Set theory: Supremum and infimum sets proof

Question

Let $A$ be a partially ordered set and let $B \subset A$. Prove that $\upsilon(B)=\upsilon(\lambda(\upsilon(B)))$.

$\upsilon(B)$ is the set of all upperbounds of $B$ when $B$ is a subset of $A$.

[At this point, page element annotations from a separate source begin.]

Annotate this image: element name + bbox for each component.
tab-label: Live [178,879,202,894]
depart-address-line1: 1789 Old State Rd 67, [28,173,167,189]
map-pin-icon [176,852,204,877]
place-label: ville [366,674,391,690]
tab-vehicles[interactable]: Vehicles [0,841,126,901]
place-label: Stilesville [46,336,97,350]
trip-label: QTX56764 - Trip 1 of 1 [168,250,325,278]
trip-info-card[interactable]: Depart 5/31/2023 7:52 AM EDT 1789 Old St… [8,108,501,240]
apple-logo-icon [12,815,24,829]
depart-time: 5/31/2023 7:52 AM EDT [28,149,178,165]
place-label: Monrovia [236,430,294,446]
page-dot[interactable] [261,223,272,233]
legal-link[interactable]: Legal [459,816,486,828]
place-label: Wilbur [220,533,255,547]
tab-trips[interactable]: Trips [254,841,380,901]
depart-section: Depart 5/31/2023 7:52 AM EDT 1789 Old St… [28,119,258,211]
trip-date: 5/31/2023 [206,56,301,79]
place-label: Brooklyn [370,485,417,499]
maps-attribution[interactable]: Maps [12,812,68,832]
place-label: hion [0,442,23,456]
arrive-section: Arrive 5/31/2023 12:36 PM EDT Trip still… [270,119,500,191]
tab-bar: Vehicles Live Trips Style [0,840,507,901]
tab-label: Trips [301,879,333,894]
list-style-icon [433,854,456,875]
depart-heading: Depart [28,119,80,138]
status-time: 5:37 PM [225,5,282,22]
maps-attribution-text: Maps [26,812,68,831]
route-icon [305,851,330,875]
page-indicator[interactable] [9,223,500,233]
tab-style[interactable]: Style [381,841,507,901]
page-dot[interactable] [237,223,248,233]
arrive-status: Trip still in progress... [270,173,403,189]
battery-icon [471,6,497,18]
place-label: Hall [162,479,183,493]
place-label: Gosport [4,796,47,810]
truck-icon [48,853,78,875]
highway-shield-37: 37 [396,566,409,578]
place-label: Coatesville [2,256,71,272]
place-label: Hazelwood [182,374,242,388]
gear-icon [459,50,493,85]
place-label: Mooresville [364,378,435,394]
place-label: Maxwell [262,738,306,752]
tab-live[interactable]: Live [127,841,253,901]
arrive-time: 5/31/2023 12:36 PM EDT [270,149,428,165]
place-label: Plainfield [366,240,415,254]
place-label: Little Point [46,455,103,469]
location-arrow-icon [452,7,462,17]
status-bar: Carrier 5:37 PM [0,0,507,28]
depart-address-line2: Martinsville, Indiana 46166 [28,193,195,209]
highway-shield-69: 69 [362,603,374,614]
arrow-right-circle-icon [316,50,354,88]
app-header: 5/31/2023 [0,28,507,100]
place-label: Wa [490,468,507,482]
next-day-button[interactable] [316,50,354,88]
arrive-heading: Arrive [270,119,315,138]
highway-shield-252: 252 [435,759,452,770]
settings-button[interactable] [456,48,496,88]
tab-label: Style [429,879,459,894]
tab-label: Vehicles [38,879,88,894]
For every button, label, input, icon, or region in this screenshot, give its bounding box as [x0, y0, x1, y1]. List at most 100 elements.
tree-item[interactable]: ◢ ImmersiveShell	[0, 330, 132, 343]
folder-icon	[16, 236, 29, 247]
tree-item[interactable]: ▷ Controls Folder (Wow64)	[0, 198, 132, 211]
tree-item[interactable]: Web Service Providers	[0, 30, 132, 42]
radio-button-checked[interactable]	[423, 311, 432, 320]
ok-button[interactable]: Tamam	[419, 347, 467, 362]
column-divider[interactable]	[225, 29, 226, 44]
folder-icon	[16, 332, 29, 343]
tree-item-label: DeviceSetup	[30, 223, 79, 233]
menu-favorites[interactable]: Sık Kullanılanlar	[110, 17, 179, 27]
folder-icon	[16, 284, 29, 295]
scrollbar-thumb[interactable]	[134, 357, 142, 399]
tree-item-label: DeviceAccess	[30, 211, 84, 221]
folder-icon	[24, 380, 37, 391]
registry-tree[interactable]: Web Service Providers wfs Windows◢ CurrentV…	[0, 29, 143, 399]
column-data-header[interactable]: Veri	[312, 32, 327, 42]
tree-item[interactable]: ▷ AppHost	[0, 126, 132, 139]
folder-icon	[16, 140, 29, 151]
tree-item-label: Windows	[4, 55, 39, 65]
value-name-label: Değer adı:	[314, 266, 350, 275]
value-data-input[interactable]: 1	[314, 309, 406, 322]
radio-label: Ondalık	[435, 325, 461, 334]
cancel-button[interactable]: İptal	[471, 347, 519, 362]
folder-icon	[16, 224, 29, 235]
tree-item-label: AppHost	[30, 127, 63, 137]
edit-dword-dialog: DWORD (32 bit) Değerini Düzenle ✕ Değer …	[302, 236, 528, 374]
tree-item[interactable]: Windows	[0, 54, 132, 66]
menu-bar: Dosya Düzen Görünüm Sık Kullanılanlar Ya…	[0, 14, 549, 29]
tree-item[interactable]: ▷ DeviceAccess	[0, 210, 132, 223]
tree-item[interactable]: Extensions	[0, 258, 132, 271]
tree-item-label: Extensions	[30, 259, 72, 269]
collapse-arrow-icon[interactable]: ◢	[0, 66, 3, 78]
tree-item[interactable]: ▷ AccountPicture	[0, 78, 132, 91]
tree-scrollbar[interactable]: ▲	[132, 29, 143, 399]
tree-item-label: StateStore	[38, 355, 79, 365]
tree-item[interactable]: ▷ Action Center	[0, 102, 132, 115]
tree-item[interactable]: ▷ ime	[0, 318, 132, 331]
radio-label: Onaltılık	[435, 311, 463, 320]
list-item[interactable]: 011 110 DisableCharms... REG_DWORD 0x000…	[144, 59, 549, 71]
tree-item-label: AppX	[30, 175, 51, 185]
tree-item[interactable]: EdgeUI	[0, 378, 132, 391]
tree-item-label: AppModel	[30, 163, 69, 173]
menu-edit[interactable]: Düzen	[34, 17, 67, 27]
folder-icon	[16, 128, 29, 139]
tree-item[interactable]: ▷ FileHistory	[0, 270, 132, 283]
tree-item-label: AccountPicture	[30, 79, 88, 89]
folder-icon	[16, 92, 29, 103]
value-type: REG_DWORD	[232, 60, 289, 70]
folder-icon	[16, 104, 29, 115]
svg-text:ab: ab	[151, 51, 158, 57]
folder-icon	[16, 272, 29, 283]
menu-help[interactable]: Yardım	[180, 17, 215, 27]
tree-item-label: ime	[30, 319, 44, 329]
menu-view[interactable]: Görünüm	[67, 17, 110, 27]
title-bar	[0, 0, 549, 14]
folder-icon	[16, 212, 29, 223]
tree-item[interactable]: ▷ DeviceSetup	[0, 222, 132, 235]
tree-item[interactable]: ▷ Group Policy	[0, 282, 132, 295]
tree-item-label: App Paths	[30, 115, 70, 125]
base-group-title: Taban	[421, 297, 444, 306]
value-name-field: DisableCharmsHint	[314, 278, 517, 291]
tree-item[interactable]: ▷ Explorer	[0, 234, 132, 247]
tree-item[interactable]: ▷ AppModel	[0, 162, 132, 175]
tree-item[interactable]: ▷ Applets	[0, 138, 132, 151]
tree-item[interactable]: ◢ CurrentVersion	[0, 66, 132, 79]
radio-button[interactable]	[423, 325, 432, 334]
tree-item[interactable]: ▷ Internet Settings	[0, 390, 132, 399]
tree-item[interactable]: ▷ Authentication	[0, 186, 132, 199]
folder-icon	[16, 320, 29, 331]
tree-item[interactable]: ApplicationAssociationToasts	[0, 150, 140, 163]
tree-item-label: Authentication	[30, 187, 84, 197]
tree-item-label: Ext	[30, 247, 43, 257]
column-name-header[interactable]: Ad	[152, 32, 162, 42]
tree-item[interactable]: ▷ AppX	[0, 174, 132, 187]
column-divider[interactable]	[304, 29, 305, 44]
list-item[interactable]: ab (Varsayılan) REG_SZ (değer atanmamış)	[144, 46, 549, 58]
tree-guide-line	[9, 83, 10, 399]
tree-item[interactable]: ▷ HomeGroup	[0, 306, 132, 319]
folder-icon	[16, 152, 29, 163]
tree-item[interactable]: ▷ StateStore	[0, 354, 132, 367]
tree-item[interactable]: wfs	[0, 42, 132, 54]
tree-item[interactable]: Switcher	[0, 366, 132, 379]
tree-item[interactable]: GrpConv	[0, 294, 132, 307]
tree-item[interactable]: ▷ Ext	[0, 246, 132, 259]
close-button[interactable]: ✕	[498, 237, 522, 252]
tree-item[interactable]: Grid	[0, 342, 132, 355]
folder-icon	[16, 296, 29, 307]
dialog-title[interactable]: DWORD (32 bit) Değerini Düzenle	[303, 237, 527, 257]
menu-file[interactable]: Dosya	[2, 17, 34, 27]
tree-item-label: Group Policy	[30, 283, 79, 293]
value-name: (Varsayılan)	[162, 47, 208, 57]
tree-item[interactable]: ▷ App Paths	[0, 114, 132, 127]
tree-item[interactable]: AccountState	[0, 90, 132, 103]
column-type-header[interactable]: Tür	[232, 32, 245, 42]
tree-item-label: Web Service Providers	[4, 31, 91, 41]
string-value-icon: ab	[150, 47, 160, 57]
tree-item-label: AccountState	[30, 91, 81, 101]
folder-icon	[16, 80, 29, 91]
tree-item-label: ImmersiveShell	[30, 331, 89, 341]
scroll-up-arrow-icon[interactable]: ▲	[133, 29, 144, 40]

$\lambda(B)$ is the set of all lower bounds of $B$.

My attempt:

By the theorem: if $B$ is a subset of $A$, then $B \subset \lambda(\upsilon(B))$,

we have, $B \subset \lambda(\upsilon(B))$

and by the theorem: If $B \subset C$, then $\upsilon(C) \subset \upsilon(B)$,

we have $\upsilon(\lambda(\upsilon(B))) \subset \upsilon(B)$

I have proved the reverse inclusion as above, but I have no idea of proving the forward inclusion. Any help would be appreciated.

Answer 1

Assume that $a\in \upsilon(B)$.

Pick any $y\in\lambda(\upsilon(B))$. Then $y\leq a$ by the definition of $\lambda$. Thus by the definition of $\upsilon$ we have $a\in\upsilon(\{y\})$. Since $y$ was chosen arbitrarly from $\lambda(\upsilon(B))$ then $a\in\upsilon(\lambda(\upsilon(B)))$. Thus

$$\upsilon(B)\subseteq \upsilon(\lambda(\upsilon(B)))$$

Answer 2

Let $a \in \upsilon(B)$.
This means that $a \geq b$, for all $b \in B$.
Now we want to prove that $a \in \upsilon( \lambda( \upsilon(B) ) )$, that is, $a \geq c$, whenever $c \in \lambda( \upsilon(B) )$.
So pick $c \in \lambda(\upsilon(B))$; by definition of $\lambda$, $c \leq a$, which was what we wanted to prove.